Self Esteem
 
Self esteem can be defined as a generalized positive-negative attitude toward oneself; that is, how positively or negatively  an individual thinks and feels about themselves.
 
Low self esteem
An individual with low self esteem have little confidence and/or belief in themselves.  They therefore lack purpose and a sense of self worth.
 
High self esteem
High self esteem is not self love, but the general appreciation and value of oneself and one's personal worth. Individuals with a high self esteem have a positive attitude and are confident that they have the ability to control their lives and achieve their goals.
 
Ego
This aspect of an individual focuses on external cultural evidence e.g. social status, attractiveness, number of sexual partners  in order to a) determine what to strive for and b) measure accomplishments.  
 
Higher (inner) Self
However, self esteem is not limited to external cultural achievements (ego). The ego tends of offer a temporary feeling of self worth, sometimes it even fails to accomplish this, which then drives us to pursue some other external goal.   Genuine self esteem is concerned with our mind and emotions and how we interact with the world in which we live.

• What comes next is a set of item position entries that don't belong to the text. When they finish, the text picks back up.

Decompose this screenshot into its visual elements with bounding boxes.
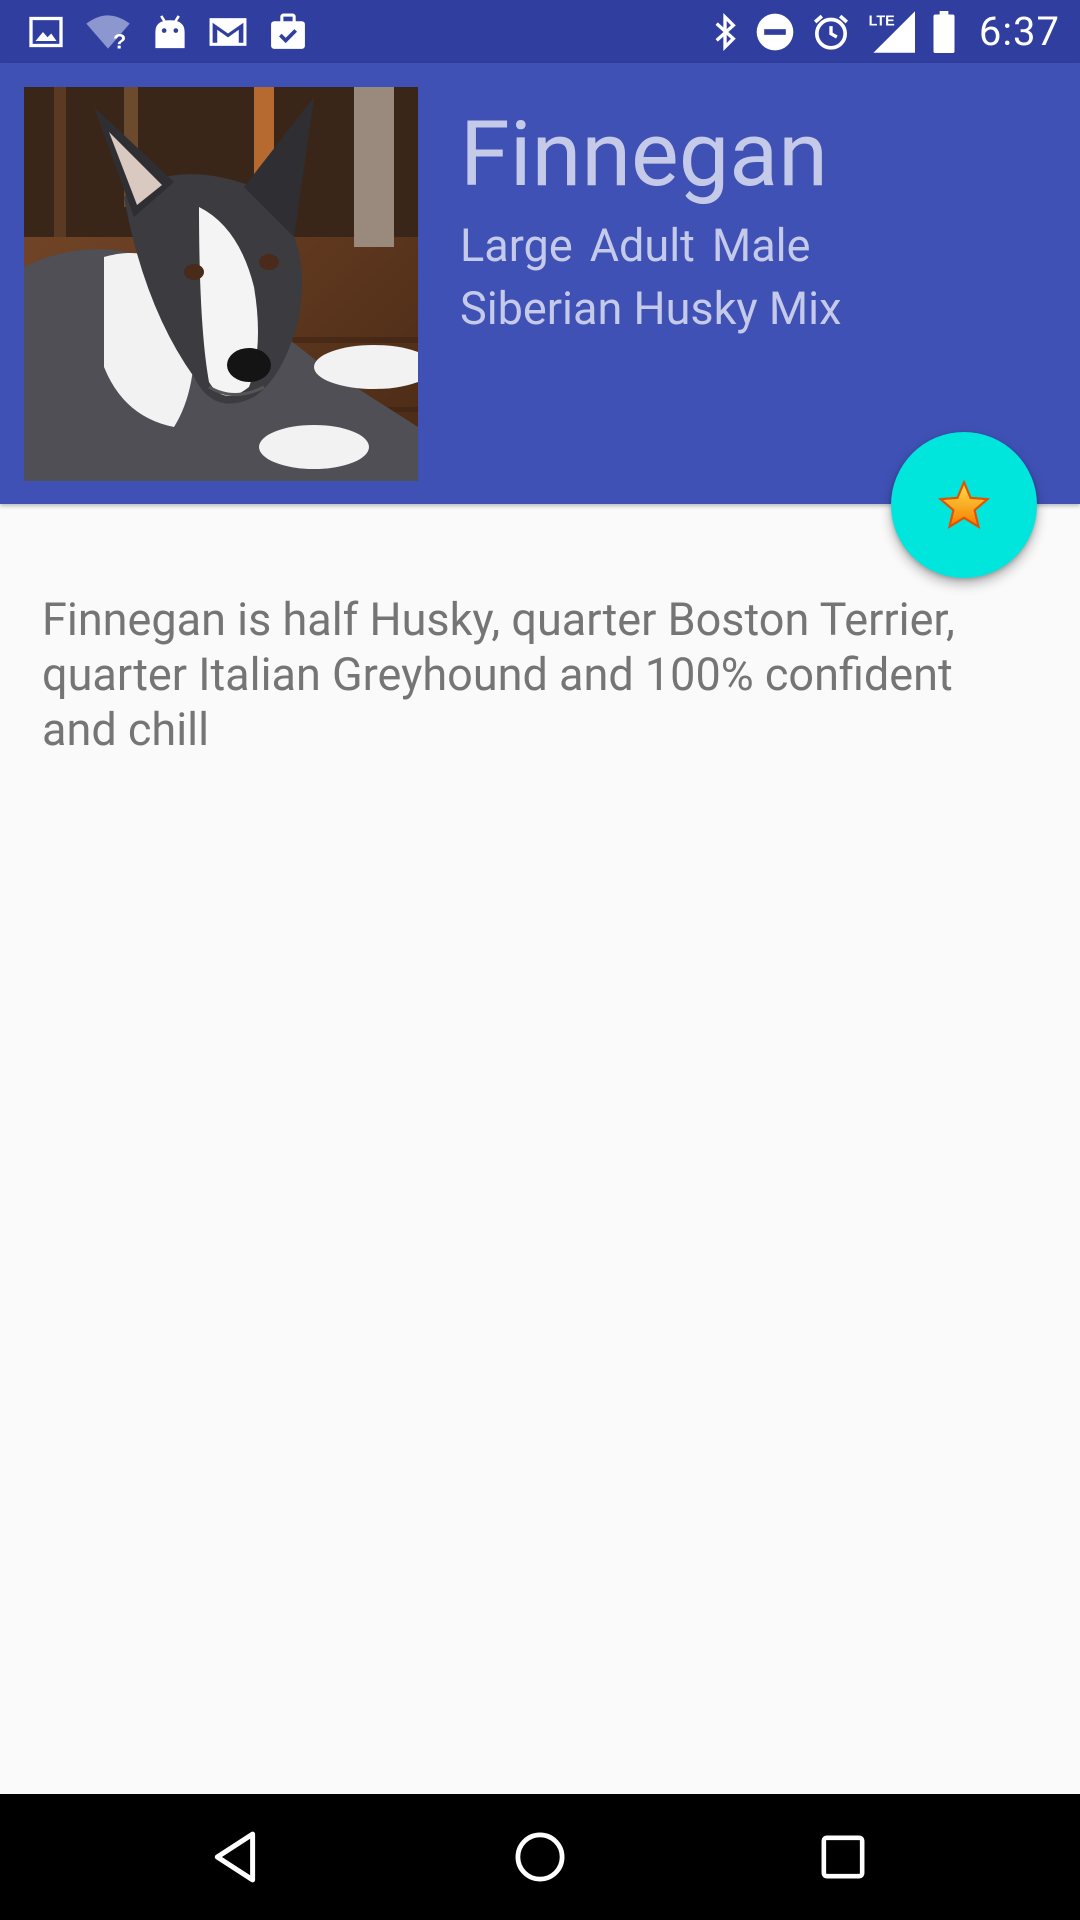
pet-name: Finnegan <box>460 102 828 207</box>
favorite-button[interactable] <box>891 432 1037 578</box>
battery-icon <box>933 10 955 53</box>
lte-signal-icon: LTE <box>868 10 915 53</box>
back-button[interactable] <box>156 1794 316 1920</box>
pet-header: Finnegan Large Adult Male Siberian Husky… <box>0 63 1080 504</box>
alarm-icon <box>813 14 848 50</box>
image-icon <box>29 16 63 47</box>
pet-age: Adult <box>589 219 695 272</box>
clipboard-check-icon <box>271 13 305 49</box>
notification-icons: ? <box>28 0 308 63</box>
status-bar: ? LTE 6:37 <box>0 0 1080 63</box>
dog-photo-illustration <box>24 87 418 481</box>
system-icons: LTE 6:37 <box>711 0 1060 63</box>
navigation-bar <box>0 1794 1080 1920</box>
wifi-unknown-icon: ? <box>86 14 130 52</box>
pet-attributes: Large Adult Male <box>460 219 810 272</box>
recents-icon <box>821 1835 865 1879</box>
do-not-disturb-icon <box>756 13 794 50</box>
pet-sex: Male <box>711 219 811 272</box>
home-button[interactable] <box>460 1794 620 1920</box>
android-icon <box>155 14 185 48</box>
recents-button[interactable] <box>763 1794 923 1920</box>
pet-size: Large <box>460 219 573 272</box>
svg-text:?: ? <box>113 28 126 51</box>
back-icon <box>214 1831 256 1883</box>
bluetooth-icon <box>715 12 736 51</box>
status-time: 6:37 <box>978 8 1060 55</box>
home-icon <box>515 1832 565 1882</box>
pet-breed: Siberian Husky Mix <box>460 282 842 335</box>
svg-text:LTE: LTE <box>868 13 895 29</box>
pet-description: Finnegan is half Husky, quarter Boston T… <box>42 593 955 756</box>
gmail-icon <box>209 17 247 46</box>
pet-photo <box>24 87 418 481</box>
star-icon <box>938 480 990 529</box>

Interestingly, as we get older, normally by middle age, we start to become more and more aware of our deeper spiritual selves.  Here our goals are less tangible and more subjective than the external objective goals of the ego ... they go deeper and are longer lasting.  With this awareness of self comes the realisation that we, as humans,  are more than what people see when they look at us.
 
Self esteem (not the ego) is birthed in early childhood and is rooted in our inner self.   The more we acknowledge and value our inner existence, the less we will limit ourselves to just our appearance or  worldly possessions.   As self esteem develops, the more we will celebrate, respect and love ourselves and care for others.
 
The environment in which we are raised thus plays a vital role in the development of our self esteem.  The ideal would be for a child to be bought up with loving, affirming parents.   ' I love the person you are'  and 'your viewpoint is valid'.
 
Unfortunately, many of us are reared in unhappy often dysfunctional environments,  where value is placed on what we do not  on who we are as unique individuals.  In consequence, from very early life,  fear of rejection, fear of failure and may other fears will result in us measuring ourselves by what others can see and value not by what we desire for ourselves.
 
Improving poor self esteem
The first step to improving low self esteem  is to review our lives (perhaps with a close friend or professional ) and identify  the reasons why your self esteem is poorly developed (or failed to develop). This assessment should highlight instances where we a) buried our self confidence in our own ideas and abilities and b) subdued or ignored our own desires  in order to please others. Failure to fulfil our potential in the early years of our life, can lead to lack of self acceptance, poor self confidence and low self esteem.
 
Once we understand why we have low self esteem, we need to develop a more compassionate, favourable and less critical view of ourselves.  Taking a step at a time, we need to reflect on who we really are, what we are feeling and what we want from life.  This activity will widen  your  prospective, the wider your prospective the less you'll judge yourself by  narrow criteria  like status, attractiveness or material wealth.  Instead your appreciation of your self will increase and with it  your self respect and self esteem.
 
High self esteem can act as a cushion,   helping us to  'weathering the storm' during times when life does not meet our expectations. Rejection, disappointment and failure (even our best efforts aren't always successful) are a part of daily life.  High Self esteem can help a person us get through difficult times.